Fragile : Laurence Cote
J’ai plus bavarde, spontanee, extravertie des trois. Son itineraire a souvent croise celui des deux autres. On l’a deja vue dans J’ai Bande des quatre de Rivette et on se souvient d’elle chez Doillon, Desplechin, Godard, Notre Roux, Gallota. Elle reviendra tres prochainement dans Circuit Carole d’Emmanuelle Cuau (la s’ur de Marianne Denicourt). Un bon reseau, digne d’un film de Rivette. Laurence Cote est « fragile », fille de la Dass a Notre recherche de sa tante. Avec le histoire, Rivette trace une ligne droite a cote des sinusoidales croisees que seront « haut » et « bas ».

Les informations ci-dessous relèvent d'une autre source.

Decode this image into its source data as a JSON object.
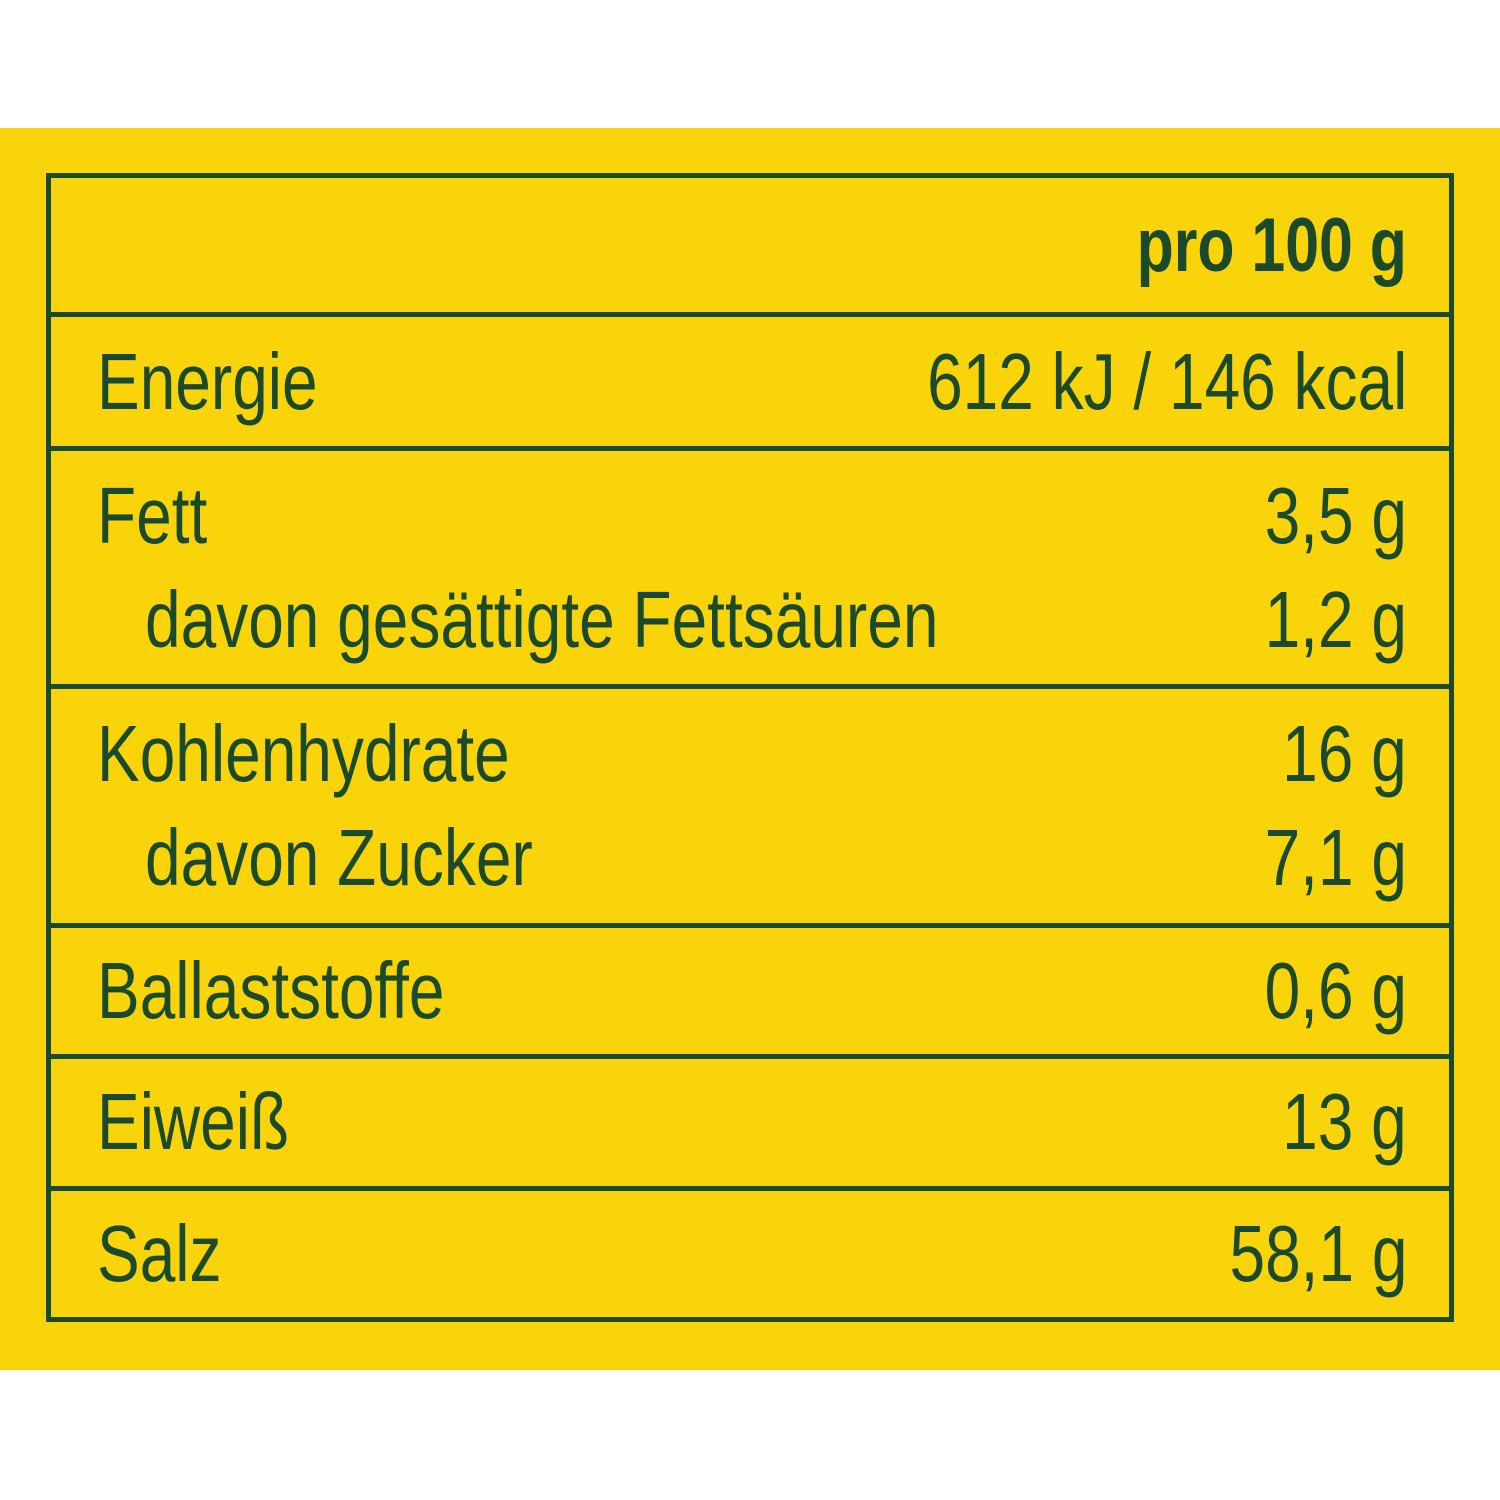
{
  "table": {
    "header": "pro 100 g",
    "sections": [
      {
        "rows": [
          {
            "label": "Energie",
            "value": "612 kJ / 146 kcal"
          }
        ]
      },
      {
        "rows": [
          {
            "label": "Fett",
            "value": "3,5 g"
          },
          {
            "label": "davon gesättigte Fettsäuren",
            "value": "1,2 g",
            "sub": true
          }
        ]
      },
      {
        "rows": [
          {
            "label": "Kohlenhydrate",
            "value": "16 g"
          },
          {
            "label": "davon Zucker",
            "value": "7,1 g",
            "sub": true
          }
        ]
      },
      {
        "rows": [
          {
            "label": "Ballaststoffe",
            "value": "0,6 g"
          }
        ]
      },
      {
        "rows": [
          {
            "label": "Eiweiß",
            "value": "13 g"
          }
        ]
      },
      {
        "rows": [
          {
            "label": "Salz",
            "value": "58,1 g"
          }
        ]
      }
    ]
  }
}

« Mes 2 fois ou j’ai travaille avec Rivette, j’ai participe au scenario. Sur Notre Bande des quatre, on faisait deja des comites d’ecriture. Cela a une culture cinematographique, litteraire, musicale immense : c’est 1 erudit. Pour Haut bas fragile, c’est moi qui l’ai appele, j’avais tres envie de retravailler avec lui. Si nous nous sommes vus, j’suis arrivee avec un scenario que j’avais ecrit. Jacques avait deja 1 projet avec Marianne et Nathalie, mais il cherchait une troisieme actrice. Ce que j’apprecie, c’est qu’il s’est totalement approprie notre histoire. Cette qualite d’absorption, de reappropriation reste une des caracteristiques de Rivette. Ce film est le sien, il l’a construit de toutes pieces malgre notre apport au scenario.